Toutefois, la clarification sémantique que permettrait un usage raisonné des termes de fidélisation, de diversification et d’élargissement des publics à la place de celui de démocratisation risque d’être insuffisante, si elle ne s’accompagne pas d’une profonde remise en cause de toutes les représentations qui tendent à survaloriser le pouvoir des œuvres et des artistes. Beaucoup d’acteurs de la vie culturelle continuent en effet à croire en la capacité "naturelle" d’attraction des œuvres et/ou des artistes, ce qui est toujours une manière de méconnaître les mécanismes réels à travers lesquels naît le désir de culture, et restent de ce fait convaincus que les personnes auxquelles ils s’adressent sont prêtes à adhérer aux modèles qu’ils leur proposent : à leurs yeux, le désir de culture est toujours là, présent bien que muet, tapi derrière les « mauvaises habitudes » (la télévision, la routine ou les mentalités qui - on le sait - évoluent toujours lentement…) ou contenu par des contraintes matérielles (le prix, l’éloignement de l’offre, etc. ..) qu’il suffirait de lever pour que la « révélation » opère.
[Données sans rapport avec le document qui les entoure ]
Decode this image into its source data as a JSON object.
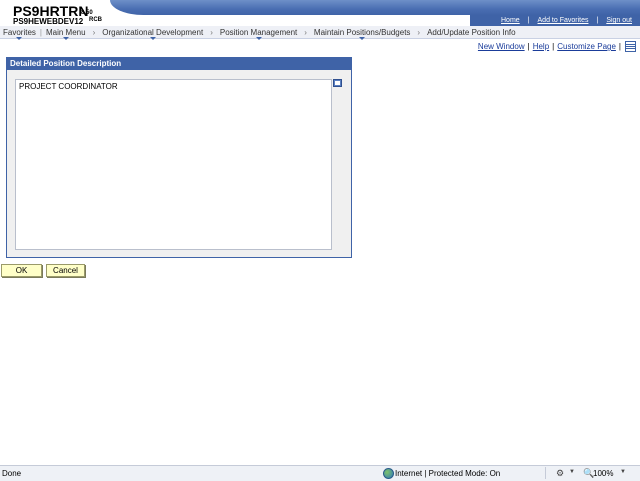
{
  "header": {
    "title": "PS9HRTRN",
    "version": "8.50",
    "database": "PS9HEWEBDEV12",
    "user": "RCB",
    "links": {
      "home": "Home",
      "add_to_favorites": "Add to Favorites",
      "sign_out": "Sign out"
    }
  },
  "menu": {
    "favorites": "Favorites",
    "main_menu": "Main Menu",
    "breadcrumbs": [
      "Organizational Development",
      "Position Management",
      "Maintain Positions/Budgets",
      "Add/Update Position Info"
    ]
  },
  "page_links": {
    "new_window": "New Window",
    "help": "Help",
    "customize_page": "Customize Page"
  },
  "groupbox": {
    "title": "Detailed Position Description",
    "text_value": "PROJECT COORDINATOR"
  },
  "buttons": {
    "ok": "OK",
    "cancel": "Cancel"
  },
  "statusbar": {
    "status": "Done",
    "zone": "Internet | Protected Mode: On",
    "zoom": "100%"
  },
  "icons": {
    "expand": "expand-textarea-icon",
    "grid": "personalize-grid-icon",
    "globe": "globe-icon",
    "tools": "tools-icon",
    "zoom": "zoom-icon"
  }
}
Personne n’a en réalité totalement rompu avec le modèle initial de l’action culturelle, et l’hostilité manifestée à l’égard de ceux ou celles qui s’y sont risqués [7] en dit long sur les résistances idéologiques qui empêchent aujourd’hui encore de s’affranchir des illusions qui étaient au fondement du projet de démocratisation. Il suffit d’analyser les discours autour des expériences de résidence d’artistes ou d’interventions en milieu scolaire pour se rendre compte que le mythe de la révélation perdure, même s’il prend désormais des formes plus diffuses qu’au temps de Malraux. Bien entendu, il n’est pas question de nier que le désir de culture puisse naître de l’émotion surgie à l’occasion d’une rencontre avec un artiste ou une œuvre, ou de contester l’existence de ces expériences « miraculeuses » qu’aiment rapporter les professionnels de la culture : un élève immigré de milieu défavorisé devenu grand lecteur après avoir découvert la littérature à la bibliothèque, un jeune apprenti ébloui par la peinture classique lors d’une visite scolaire, etc. Il s’agit simplement de rappeler que de tels cas de conversion à l’amour de l’art demeurent statistiquement peu fréquents car liées à des trajectoires personnelles particulières ou à des circonstances exceptionnelles, et qu’il est par conséquent difficile d’imaginer qu’on puisse les généraliser, même en faisant l’hypothèse que tous les artistes sont soucieux de faire partager leur expérience, et dotés de surcroît des qualités humaines ou pédagogiques pour le faire.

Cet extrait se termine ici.